When you think of the diet of an Olympic athlete, eggs, veggies, lots and lots of protein likely come to mind. But for Olympic weight lifter Norik Vardanian, his meals are a bit different.
“We have to eat fatty foods,” the second-generation Olympian (his father, Yurik, won gold in weight lifting in 1980) tells Us Weekly. “At the Olympic training center we stay with a lot of pentathletes and triathletes, and they have, like, fat-free food and food with a lot of fiber, but I don’t need food with a lot of fiber. I need that food to give me nutrition, to stay in me. I can’t have an empty stomach. I can’t go eat something and then be hungry 30 minutes later.”
With four-to-five-hour training sessions that leave him with little time for snacking, “good fatty foods” are key for the 29-year-old.
“It’s kind of expensive but, like, caviar,” he says of his preferred snack. “If you have a little bit of caviar, it stays with you for a long time. You would be surprised.
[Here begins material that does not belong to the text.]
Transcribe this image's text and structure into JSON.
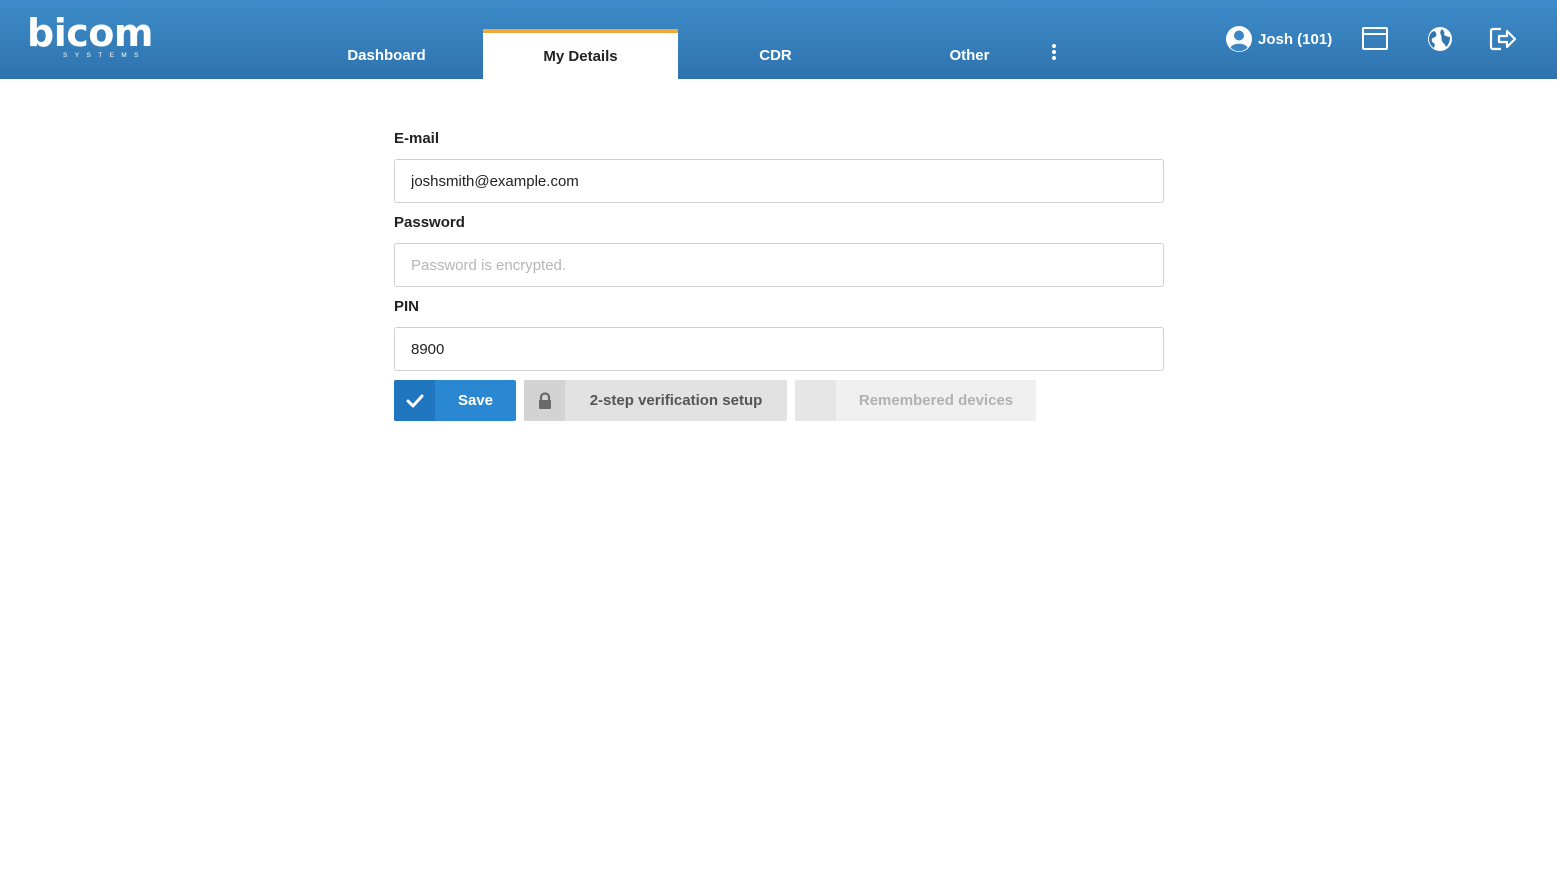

A couple spoonfuls of caviar will keep you going for an hour or two.”
Vardanian’s snack of choice typically goes or about $50 to $75 per ounce, but can run to more than $350 an ounce.
Explaining that he eats the delicacy “as often as my bank account allows me,” Vardanian says he can also settle for nuts and trail mixes to hold him over.
“We get hungry a lot,” he says. “We’re dealing with weights all day long. Picking up iron and dropping it all day long. It’s not a natural thing to do, you know? Whereas running, it’s not going to require you as much energy. We’re wasting all this energy so we need that.”
While Vardanian now often works out at the Olympic training center, it was during training in Armenia, where he was born, that he picked up a love of caviar.
“In Armenia they would bring buckets of caviar,” he tells Us, adding that he’s tried all different kinds of the expensive delicacy. “It’s big over there, and then we had training camps in Russia and they were like, ‘What do you guys want?’ and we were all like, ‘Caviar.’ People, like our sponsors and stuff, they would bring a few buckets of caviar, which would last the whole team probably a week or two. I grew to love it. I love caviar.”
However, Vardanian’s girlfriend — fellow Olympic weight lifter Jenny Arthur — does not share his appreciation for caviar.
“She’s had it,” he says. “She doesn’t like caviar. So when we go out to a sushi place, I’ll have all the caviar.”